Bitcoin is an SHA-256 POW coin with 21,000,000 total minable coins.

The block echange time is 10 minutes.

History of bitcoin

Number of bitcoin transactions per month (logarithmic scale)

Bitcoin is a cryptocurrency, a digital asset designed to work as a medium of exchange that uses cryptography to control its creation and management, rather than relying on central authorities.[1] The presumed pseudonymous Satoshi Nakamoto integrated many existing ideas from the cypherpunk community when creating bitcoin. Over the course of bitcoin's history, it has undergone rapid growth to become a significant currency both on and offline – from the mid 2010s, some businesses began accepting bitcoin in addition to traditional currencies.[2]


Bitcoin was launched in January 2009 by a programmer or a group of programmers going by the name Satoshi Nakamoto.

It started simply as a decentralized electronic cash.

Decentralization was an important aspect, because all previous attempts to establish a digital cash with a central authority had failed.

The sole motivation for Bitcoin’s:

Bitcoin's creation seems to be the desire for a better payment system for eCommerce.

A system that’s more secure, faster and reliable compared to the system of deposit and credit cards over-viewed by a central authority.

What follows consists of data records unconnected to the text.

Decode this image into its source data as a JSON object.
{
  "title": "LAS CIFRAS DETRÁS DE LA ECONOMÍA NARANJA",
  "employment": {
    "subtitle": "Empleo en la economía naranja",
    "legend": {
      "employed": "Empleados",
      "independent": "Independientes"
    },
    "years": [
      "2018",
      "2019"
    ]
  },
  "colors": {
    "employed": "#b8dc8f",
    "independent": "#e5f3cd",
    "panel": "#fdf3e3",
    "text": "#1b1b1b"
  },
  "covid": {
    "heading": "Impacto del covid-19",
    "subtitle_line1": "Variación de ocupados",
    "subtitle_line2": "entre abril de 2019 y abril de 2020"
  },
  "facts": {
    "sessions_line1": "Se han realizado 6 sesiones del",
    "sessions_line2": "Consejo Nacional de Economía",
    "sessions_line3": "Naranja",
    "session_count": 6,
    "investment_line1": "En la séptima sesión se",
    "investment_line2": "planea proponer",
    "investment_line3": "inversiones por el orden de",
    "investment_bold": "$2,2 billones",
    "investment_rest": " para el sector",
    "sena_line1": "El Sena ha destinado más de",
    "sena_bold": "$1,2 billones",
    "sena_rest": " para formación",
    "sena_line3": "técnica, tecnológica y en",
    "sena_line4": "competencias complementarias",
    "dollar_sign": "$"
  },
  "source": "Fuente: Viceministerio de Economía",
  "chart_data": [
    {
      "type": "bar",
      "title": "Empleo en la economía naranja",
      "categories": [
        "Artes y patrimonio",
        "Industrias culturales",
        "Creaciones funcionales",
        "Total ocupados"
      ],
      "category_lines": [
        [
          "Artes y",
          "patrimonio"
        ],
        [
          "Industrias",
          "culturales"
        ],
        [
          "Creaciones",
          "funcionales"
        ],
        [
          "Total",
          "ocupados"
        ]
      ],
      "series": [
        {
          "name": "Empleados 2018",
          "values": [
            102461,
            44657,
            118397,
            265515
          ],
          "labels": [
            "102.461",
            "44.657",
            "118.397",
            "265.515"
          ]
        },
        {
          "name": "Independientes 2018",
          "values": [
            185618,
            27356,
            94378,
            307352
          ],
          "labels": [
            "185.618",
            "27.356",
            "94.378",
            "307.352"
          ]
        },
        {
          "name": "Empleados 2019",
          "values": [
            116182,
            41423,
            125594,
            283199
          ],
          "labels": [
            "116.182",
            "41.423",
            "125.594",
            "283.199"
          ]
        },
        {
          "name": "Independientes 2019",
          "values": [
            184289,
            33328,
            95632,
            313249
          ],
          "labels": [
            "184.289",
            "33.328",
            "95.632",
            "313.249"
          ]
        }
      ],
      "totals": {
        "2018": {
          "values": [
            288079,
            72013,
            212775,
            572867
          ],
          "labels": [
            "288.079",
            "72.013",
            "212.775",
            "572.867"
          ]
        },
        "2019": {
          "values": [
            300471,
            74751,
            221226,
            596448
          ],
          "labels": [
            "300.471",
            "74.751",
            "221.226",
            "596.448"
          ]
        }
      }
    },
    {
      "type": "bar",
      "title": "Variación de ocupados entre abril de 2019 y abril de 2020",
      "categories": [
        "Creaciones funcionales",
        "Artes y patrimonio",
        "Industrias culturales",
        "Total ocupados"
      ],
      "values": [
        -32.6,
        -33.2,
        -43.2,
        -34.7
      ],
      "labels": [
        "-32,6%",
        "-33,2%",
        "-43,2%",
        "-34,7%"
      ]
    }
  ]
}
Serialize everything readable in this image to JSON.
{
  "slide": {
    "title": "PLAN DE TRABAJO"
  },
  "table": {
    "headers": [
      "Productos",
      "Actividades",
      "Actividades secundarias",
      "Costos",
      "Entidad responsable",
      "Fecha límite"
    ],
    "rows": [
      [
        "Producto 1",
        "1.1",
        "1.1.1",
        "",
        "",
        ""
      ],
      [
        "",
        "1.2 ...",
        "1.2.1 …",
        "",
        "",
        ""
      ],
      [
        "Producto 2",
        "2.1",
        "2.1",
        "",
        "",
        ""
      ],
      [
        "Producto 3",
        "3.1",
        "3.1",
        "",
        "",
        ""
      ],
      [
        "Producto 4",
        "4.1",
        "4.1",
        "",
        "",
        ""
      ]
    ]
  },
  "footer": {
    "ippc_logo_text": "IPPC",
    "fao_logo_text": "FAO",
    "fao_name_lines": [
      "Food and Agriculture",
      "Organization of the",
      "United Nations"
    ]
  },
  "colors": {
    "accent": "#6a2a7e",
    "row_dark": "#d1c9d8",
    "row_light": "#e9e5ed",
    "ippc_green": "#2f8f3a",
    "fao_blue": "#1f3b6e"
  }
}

Plus the transaction costs are incomparably smaller and stay the same regardless of the amount sent or received.

Bitcoin can be sent and received anywhere in the world, right away.

The big advantage of Bitcoin, as a currency, is its absolute independence of governments, banks and any central authorities.

In addition:

Transactions occur directly between pseudonymous people (their real names are not known), meaning there are no banks or middlemen.

Each transaction is recorded on a digital record kept by many people across the world known as the “blockchain”.

The data on the blockchain is publicly available and stored on many computers.

Because there are so many copies being simultaneously maintained, the transaction and banking data is very safe and virtually impossible to manipulate.

Individuals protect their bitcoins using their digital wallet.

A wallet is software that can only be accessed by using a key, which is a long string of letters and numbers.

Bitcoin’s price has risen into the thousands of dollars, but you can still own bitcoin by purchasing a fraction of it for dollars.

Because of bitcoin’s popularity, it has become an anchor in the cryptocurrency market. T

hat means, as the price of bitcoin goes up and down, the prices of other cryptocurrencies move too.